На этот раз Вырубова просто убежала от конвойного солдата. Он зазевался, она затерялась в толпе. А потом скрылась незаметно. Ее всюду искали. Дома день и ночь ждала засада. Арестовали и увезли мать. По городу была развешана фотография беглянки. Друзья, у которых скрывалась Вырубова, заволновались, все опаснее было скрывать ее. В дождливую ночь Вырубова перешла к другим знакомым. Они согласились принять ее и укрывали пять дней. "В последующие дни и месяцы, как загнанный зверь, я пряталась то в одном темном углу, то в другом. Четыре дня провела у знакомой старицы".

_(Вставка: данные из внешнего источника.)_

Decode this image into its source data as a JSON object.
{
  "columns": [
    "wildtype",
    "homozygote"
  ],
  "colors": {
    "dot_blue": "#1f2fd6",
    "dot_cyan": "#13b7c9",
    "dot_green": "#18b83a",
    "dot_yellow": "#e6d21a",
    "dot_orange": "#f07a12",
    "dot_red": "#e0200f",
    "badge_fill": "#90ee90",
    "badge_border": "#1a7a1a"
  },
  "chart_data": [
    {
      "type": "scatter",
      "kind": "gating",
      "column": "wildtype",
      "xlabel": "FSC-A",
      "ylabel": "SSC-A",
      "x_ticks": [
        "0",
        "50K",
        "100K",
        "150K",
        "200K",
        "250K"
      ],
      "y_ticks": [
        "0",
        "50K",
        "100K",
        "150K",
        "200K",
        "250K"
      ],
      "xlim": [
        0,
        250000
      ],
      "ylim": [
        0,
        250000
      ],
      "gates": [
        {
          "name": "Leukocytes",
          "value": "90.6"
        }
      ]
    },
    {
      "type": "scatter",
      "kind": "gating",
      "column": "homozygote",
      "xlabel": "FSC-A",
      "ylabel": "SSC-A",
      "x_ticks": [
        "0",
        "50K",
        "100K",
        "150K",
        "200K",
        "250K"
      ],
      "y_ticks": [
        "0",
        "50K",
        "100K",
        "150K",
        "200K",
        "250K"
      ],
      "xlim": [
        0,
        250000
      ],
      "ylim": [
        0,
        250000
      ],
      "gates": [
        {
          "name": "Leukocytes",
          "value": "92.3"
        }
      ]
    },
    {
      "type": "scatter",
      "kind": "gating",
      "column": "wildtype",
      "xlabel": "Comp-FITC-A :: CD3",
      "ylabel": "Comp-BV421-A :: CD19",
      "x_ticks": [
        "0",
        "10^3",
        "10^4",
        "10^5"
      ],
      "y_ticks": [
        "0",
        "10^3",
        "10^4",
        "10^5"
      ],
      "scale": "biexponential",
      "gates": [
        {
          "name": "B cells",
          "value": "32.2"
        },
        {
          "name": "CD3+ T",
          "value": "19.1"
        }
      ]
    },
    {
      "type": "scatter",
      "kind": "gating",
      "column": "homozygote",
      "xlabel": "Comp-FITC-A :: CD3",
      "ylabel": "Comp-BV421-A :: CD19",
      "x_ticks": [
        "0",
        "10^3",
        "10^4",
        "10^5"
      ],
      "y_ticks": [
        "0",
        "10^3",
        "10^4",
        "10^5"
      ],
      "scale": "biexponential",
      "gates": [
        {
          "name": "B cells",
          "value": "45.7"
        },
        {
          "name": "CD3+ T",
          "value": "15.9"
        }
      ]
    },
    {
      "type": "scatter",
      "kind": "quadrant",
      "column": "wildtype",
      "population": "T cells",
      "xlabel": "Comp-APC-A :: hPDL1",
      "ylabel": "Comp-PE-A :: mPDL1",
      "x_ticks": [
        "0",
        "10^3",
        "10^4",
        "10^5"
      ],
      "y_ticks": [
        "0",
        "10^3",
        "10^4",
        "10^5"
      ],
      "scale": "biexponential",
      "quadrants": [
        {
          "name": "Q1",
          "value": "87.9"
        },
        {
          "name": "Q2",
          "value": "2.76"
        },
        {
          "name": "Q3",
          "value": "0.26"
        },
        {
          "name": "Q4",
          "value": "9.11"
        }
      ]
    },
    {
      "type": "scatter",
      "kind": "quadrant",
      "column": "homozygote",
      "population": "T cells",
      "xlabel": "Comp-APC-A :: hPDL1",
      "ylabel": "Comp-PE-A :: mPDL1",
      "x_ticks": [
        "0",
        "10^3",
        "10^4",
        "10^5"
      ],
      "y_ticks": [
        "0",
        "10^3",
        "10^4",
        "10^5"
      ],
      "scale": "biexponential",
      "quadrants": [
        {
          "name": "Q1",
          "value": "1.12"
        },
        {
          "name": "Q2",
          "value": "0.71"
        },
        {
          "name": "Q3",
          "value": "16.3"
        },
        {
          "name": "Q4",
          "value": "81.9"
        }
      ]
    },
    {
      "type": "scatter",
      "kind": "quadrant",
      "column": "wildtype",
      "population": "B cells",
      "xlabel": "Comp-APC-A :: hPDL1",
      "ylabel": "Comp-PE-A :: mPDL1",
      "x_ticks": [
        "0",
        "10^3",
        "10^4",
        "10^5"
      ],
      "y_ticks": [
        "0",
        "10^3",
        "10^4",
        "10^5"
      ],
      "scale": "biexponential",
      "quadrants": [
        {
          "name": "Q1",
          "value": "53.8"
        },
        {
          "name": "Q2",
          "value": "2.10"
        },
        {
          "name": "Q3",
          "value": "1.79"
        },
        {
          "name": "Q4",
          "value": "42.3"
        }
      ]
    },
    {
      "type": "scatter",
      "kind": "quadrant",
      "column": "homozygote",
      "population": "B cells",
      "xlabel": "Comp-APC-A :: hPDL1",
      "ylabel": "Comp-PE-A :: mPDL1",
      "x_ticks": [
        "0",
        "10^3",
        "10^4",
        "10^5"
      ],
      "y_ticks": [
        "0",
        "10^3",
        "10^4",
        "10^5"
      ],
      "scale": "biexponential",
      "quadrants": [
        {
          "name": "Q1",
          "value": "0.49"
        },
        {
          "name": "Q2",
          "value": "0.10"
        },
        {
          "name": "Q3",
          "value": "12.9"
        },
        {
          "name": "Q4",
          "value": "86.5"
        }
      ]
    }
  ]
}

А потом принимали ее и прятали многие другие люди.
Она женщина на просьбу приютить ее сказала: "Входите, здесь еще две скрываются!" "Рискуя ежеминутно жизнью и зная, что я никогда и ничем не смогу отблагодарить ее, она служила нам - мне и двум женщинам - врачам, только чтобы спасти нас. Вот какие есть русские люди, - и заверяю, что только в России есть таковые. Другая прекрасная душа, которая служила в советской столовой, не только ежедневно приносила мне обед и ужин, но отдала все свое жалованье, которое получала за службу, несмотря на то, что у нее было трое детей, и она работала, чтобы пропитать их.
Так я жила одним днем, скрываясь у доброй портнихи, муж которой служил в Красной Армии, и у доброй бывшей гувернантки, которая отдала мне свои теплые вещи, деньги и белье. Вернулась и к милым курсисткам, которые кормили меня разными продуктами, которые одна из них привезла из деревни. Узнала я там и о матери, так как та вернулась. На Гороховой ей сказали, что меня сразу убьют, если найдут; другие же говорили, что я убежала к белым. Затем я жила у одного из музыкантов оркестра: жена его согласилась взять меня за большую сумму денег". "Мне пришлось сбрить волосы - из‑за массы вшей, которые в них завелись".
Тетка нашла ей приют за городом. "Мне пришлось около десяти верст идти пешком, и часть проехать в трамвае. Боже, сколько надо было веры и присутствия духа! Как я устала, как болели мои ноги и как я мерзла, не имея ничего теплого!..
Тетка подарила мне старые калоши, которые были моим спасением все это время".